Voters disenchanted with the performance of the ANC have an appetite for change. The Democratic Alliance (DA) and the Economic Freedom Fighters (EFF) are the two major contenders. The DA is South Africa’s leading opposition party – a liberal party that has set itself apart with track record of transparent governance. The DA elected Mmusi Maimane as its first black leader in May 2015, but has struggled to distance itself from its historically white reputation. The DA first gained control over Cape Town – the only one of eight major metropoles currently controlled by the opposition – through a coalition with seven smaller parties in the 2006 election. After bringing Cape Town under its jurisdiction, the DA then went on to win the Western Cape Province.
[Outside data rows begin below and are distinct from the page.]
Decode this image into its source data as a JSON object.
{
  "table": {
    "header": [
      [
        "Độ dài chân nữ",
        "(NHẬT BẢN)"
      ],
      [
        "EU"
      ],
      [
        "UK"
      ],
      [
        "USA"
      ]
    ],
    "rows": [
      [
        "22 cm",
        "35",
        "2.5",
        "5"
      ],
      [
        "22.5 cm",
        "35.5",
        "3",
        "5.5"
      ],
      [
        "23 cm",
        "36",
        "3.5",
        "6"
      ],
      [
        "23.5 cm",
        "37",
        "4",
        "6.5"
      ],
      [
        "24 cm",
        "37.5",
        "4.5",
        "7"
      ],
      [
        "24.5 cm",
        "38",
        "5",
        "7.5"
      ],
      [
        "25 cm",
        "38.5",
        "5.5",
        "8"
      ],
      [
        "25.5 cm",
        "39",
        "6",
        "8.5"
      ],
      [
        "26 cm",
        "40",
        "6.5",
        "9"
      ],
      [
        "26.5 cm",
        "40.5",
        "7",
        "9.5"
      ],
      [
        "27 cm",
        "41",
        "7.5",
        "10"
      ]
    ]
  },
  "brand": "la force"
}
In the 2014 election, the DA won 22.23 percent of the popular vote.
The EFF – a party that identifies itself as a “radical and militant economic emancipation movement” positioned left of the ANC – is contesting their first local election this year. Established three years ago by expelled ANC Youth League leader Julius Malema, the controversial party won twenty-five parliamentary seats in the 2014 national election. The EFF’s rhetoric has had particular appeal to South Africa’s youth – of whom 63 percent (3.2 million) are unemployed. This week, EFF leadership met with former president Thabo Mbeki, purportedly to court his vote ahead of Wednesday’s election. Mbeki was ‘recalled’ from the presidency by the ANC in 2008 amid allegations that he had “misused his power”, and has refused to campaign on behalf of the party this year.
There is no question as to whether the ANC will suffer significant losses in this pivotal election. Rather, the question that remains is how significant these losses will be. Polls commissioned by a private broadcasting company show the DA leading in three of the most contested municipal areas: Tshwane in which the administrative capital Pretoria is situated, Nelson Mandela Bay, encompassing Port Elizabeth, and Johannesburg. However, given the paucity of available polling data it is difficult to know for sure how credible these predictions are. A single opposition party winning a majority is unlikely, but the ANC dropping below the 50 percent mark would be enough to substantially unsettle the political status quo. That being said, the ANC’s legacy remains a force to be reckoned with, and for the DA and the EFF to make a breakthrough in the contested municipalities, many ANC voters will need to either stay home or cross the floor.